My nature is to research the heck out of anything I do, and so I began reading books on blogging (Problogger and Blogging Heroes were particularly helpful) and started to play around with various audience building strategies. Slowly but surely my traffic started to creep upward, but it didn’t happen quickly.

To demonstrate my own experience, below is a screen shot of monthly traffic recorded by Google Analytics from Feb 1, 2009 through March 1, 2014 (click on it for a larger view):

Runblogger Traffic


That line on the far left is awfully flat!

In fact, it was almost a full year before my site traffic really started to pick up. And it was almost 18 months before I realized that a blog was a viable source of income. In short, had I not been patient and persistent, I’d likely still be working as a college professor rather than the owner/writer/editor of a successful niche website that has become my full-time job.
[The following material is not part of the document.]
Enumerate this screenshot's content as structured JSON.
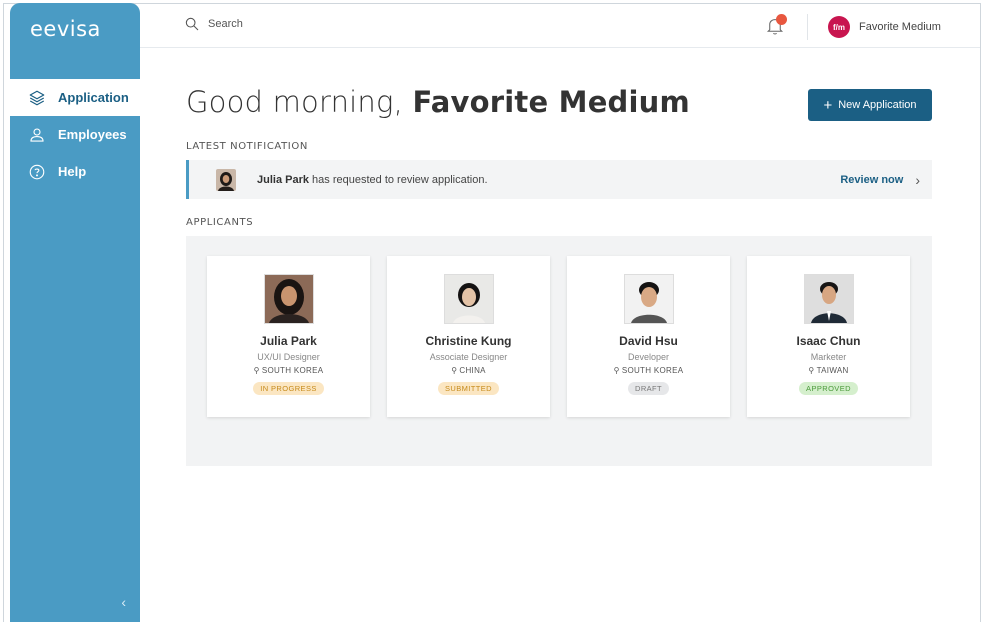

I want to emphasize this point: unless you have an existing online following from another site, or some other existing platform/audience that will help draw traffic to your site immediately (e.g, you’re a famous book author, public figure, etc.), you really need to take a long-term view when starting a blog. Don’t get discouraged by low traffic numbers initially, if you put in the necessary effort they will rise over time.

I’m not going to lie, building a blog requires a lot of hard work, and you need to be persistent in doing what is needed to help grow your site. You can’t just create a site, put up a few posts, and hope that people will flock to you. It simply doesn’t work like that.

There are a lot of steps that can be taken to hasten the process of growing a blog, many of which I employed myself when growing Runblogger. In future posts I plan to tackle some of the strategies that worked best for me. Next up I’ll discuss the graph below, and why I think that little upward blip in August 2009 occurred. Stay tuned!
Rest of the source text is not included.